A: Unprovoked hammerhead attacks on divers are extraordinarily rare. Scalloped hammerheads — the species most commonly encountered schooling — are notoriously shy and typically retreat from divers. The danger runs almost entirely the other way: hammerheads are critically endangered from human activity.
Q: What is the best time of year to see whale sharks?
A: It varies by location. Ningaloo Reef peaks March to July, the Maldives offers year-round sightings at South Ari Atoll, Isla Holbox peaks June to September, and Similan Islands liveaboard season runs roughly November to May. Always research timing for your specific destination — and choose operators who follow responsible encounter guidelines.
Q: Can octopuses be safely approached while diving?

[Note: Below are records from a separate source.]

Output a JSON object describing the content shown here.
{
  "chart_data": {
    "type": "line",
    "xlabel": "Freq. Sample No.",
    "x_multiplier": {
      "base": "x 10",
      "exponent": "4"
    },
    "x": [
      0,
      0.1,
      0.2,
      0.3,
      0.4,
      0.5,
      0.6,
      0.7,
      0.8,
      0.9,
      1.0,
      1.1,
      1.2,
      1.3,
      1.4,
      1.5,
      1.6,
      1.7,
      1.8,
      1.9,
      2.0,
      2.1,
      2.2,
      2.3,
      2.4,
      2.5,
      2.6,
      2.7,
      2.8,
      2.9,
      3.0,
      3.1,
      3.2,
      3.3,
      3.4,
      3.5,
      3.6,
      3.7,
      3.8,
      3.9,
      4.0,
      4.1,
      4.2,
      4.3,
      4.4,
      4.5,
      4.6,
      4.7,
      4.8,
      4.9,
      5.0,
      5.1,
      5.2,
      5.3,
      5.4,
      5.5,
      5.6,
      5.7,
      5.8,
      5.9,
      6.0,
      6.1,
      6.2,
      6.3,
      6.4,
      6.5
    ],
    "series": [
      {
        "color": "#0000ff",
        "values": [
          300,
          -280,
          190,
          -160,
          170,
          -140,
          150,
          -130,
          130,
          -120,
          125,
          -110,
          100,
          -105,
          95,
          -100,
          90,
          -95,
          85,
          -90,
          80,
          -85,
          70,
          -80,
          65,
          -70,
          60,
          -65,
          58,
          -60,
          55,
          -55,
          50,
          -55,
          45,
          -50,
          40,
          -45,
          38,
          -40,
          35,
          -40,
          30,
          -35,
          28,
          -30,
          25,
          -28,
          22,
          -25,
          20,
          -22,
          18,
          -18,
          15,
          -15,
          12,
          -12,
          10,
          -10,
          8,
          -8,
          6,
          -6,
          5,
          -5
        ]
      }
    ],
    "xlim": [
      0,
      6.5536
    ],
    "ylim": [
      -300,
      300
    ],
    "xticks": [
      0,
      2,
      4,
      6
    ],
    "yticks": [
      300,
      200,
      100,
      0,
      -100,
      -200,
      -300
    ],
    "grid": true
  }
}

A: Most species can be observed safely from a respectful distance — never handle them. The critical exception is the blue-ringed octopus, found across the Indo-Pacific, which is potentially lethal despite its tiny size. If you see a small, strikingly patterned octopus with blue rings appearing when disturbed, maintain significant distance and do not touch under any circumstances.
Q: How can divers help protect these animals?
A: Choose responsible operators who follow marine life encounter guidelines. Never touch or chase marine animals. Replace chemical sunscreen in the water with a UPF 50+ rash guard — zero chemicals, full protection. Support brands and organisations actively contributing to coral restoration and marine conservation.